The peculiar technique of revolution made of the revolutionary a specialist who was unfitted for all other work.

This remarkable terrorist occultisms had a powerfully stimulating effect upon the revolutionaries and upon the population at large, for the mysterious, the unforeseen, the inalculable, has ever a strange power.

In his occultism and mysticism, the Russian revolutionary was a zealot, a fanatical autocrat, a revolutionary tsar. Such was Bakunin. Despite his democratic program and his socialistic ideals, the revolutionary, no less than his adversary, was an aristocrat.

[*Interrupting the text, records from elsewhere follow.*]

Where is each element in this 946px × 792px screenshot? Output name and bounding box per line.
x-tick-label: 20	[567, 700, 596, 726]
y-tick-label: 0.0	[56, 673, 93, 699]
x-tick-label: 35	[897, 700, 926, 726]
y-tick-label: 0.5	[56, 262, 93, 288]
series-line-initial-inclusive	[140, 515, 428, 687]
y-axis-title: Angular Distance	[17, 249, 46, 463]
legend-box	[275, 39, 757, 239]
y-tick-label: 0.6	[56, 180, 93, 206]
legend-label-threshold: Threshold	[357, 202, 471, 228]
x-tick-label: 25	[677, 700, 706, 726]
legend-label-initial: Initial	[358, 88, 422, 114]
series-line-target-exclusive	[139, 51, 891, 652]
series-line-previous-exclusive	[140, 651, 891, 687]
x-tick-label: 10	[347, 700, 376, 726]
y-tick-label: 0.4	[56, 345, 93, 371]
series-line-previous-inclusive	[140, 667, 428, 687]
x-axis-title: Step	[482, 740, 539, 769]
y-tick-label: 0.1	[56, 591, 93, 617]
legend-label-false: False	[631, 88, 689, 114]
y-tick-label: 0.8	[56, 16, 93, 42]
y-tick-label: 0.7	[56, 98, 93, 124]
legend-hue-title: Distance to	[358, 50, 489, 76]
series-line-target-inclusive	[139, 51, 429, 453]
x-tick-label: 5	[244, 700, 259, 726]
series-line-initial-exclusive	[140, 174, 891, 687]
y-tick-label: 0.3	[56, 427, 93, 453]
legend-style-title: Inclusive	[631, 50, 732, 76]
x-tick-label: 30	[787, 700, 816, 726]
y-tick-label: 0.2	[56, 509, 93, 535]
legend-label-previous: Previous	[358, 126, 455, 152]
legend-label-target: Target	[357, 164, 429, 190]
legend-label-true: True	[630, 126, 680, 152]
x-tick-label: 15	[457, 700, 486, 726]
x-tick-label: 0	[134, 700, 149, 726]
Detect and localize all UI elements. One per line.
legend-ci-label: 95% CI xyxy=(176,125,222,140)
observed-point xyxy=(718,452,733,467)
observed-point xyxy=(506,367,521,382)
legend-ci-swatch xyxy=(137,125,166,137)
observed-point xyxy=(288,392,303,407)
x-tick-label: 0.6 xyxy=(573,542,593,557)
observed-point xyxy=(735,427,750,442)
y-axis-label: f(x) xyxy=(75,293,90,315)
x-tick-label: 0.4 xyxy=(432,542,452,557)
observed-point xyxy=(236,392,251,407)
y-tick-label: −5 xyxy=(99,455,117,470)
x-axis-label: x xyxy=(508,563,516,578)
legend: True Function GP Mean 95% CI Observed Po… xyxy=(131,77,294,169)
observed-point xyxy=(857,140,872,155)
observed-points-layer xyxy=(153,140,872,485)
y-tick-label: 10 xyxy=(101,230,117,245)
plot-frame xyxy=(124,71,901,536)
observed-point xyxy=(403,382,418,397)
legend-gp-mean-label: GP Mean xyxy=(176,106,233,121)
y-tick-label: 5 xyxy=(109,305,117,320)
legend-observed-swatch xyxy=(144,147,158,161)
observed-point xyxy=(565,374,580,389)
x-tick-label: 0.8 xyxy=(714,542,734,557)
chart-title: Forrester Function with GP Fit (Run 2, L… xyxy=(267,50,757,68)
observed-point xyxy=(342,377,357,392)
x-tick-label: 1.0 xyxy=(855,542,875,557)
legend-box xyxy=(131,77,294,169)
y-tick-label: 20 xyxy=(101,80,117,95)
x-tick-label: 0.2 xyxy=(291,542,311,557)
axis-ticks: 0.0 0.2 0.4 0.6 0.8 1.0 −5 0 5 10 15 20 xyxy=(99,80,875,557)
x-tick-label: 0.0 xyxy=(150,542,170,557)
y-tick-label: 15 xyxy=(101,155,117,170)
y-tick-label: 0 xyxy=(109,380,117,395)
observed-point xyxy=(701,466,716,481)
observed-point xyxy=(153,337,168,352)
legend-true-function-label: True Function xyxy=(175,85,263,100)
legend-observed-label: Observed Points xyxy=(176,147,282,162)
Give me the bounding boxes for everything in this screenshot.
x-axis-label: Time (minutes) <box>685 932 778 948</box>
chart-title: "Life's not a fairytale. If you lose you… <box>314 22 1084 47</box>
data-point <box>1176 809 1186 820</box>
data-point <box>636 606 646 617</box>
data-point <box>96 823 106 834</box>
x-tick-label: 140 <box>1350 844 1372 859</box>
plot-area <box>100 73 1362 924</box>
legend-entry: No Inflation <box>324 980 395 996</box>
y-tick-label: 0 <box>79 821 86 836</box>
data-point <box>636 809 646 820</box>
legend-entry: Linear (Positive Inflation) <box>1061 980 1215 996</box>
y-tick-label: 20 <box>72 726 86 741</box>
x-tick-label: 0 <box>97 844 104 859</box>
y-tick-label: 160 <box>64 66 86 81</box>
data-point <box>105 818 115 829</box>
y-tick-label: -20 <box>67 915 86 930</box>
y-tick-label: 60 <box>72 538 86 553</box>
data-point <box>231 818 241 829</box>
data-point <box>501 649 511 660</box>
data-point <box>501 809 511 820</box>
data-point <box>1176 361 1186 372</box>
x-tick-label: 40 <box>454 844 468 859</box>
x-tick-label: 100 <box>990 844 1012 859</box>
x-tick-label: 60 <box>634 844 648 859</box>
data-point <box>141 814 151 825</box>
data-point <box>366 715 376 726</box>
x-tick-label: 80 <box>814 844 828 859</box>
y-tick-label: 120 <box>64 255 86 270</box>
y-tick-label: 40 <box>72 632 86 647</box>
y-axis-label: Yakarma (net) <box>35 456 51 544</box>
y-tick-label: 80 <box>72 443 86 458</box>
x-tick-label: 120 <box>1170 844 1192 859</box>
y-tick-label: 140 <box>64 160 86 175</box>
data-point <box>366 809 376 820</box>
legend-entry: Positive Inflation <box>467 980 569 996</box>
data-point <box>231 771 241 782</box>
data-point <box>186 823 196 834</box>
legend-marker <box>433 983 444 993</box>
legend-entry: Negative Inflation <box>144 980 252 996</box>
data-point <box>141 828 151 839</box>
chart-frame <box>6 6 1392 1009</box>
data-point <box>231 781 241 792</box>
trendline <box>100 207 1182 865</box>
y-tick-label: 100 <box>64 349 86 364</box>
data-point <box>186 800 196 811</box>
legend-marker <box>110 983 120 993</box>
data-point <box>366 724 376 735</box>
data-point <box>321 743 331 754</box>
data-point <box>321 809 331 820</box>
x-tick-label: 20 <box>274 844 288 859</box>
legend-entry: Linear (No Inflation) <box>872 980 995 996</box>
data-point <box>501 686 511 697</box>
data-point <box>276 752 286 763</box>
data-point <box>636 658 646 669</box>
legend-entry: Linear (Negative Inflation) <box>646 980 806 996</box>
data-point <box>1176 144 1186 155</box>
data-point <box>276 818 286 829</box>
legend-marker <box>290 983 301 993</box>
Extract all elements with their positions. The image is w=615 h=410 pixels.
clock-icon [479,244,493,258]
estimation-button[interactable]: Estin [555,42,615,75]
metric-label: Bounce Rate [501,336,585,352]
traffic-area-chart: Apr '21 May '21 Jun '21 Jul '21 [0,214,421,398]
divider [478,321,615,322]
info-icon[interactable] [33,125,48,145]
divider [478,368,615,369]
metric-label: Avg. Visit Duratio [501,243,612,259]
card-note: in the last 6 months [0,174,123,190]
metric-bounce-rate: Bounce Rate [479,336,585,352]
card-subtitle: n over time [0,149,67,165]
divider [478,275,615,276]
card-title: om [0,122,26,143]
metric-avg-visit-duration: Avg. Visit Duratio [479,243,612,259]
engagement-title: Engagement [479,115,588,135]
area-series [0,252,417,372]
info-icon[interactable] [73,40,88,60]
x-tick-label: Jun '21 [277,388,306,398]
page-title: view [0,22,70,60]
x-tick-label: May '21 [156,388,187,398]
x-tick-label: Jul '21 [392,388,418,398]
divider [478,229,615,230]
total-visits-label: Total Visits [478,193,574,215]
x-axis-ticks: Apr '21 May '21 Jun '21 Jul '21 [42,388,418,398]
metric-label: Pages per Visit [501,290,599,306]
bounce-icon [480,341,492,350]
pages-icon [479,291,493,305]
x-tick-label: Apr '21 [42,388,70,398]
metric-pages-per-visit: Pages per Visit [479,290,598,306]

In conjunction with revolutionary occultism, there developed a species of revolutionary augurship, and not inaptly did Herzen describe as a new priestly caste, the revolutionary minority which desired to lead the European majority. This augurship readily passed over into Machiavellianism and Jesuitry; a Nečaev was produced as soon as the terrorist outrage ceased to be a duel and became a murder. The revolutionists, as we learn from Lavrov's utterances concerning falsehood, felt how delicate, how terrible, was the situation; and was it not terrible that the revolutionary, who was willing to stake his life unhesitatingly, should in his tactical caution be constrained to falsehood and misrepresentation? The executive committee did no doubt as a rule inform its victims that sentence of death had been passed upon them, but the actual outrage had to be planned and carried out with the utmost secrecy. This hero, this martyr, was one who must be prepared to lie unceasingly. But indeed we shall do well to remember that the hero's death on the field of battle is supplemented by the death of the spy. The Trojan war knew, not Hector alone, but also Ulysses. The revolution, revolutionary organisation, has its tacticians and diplomatists as well as its technicists. It has, moreover, its bureaucrats.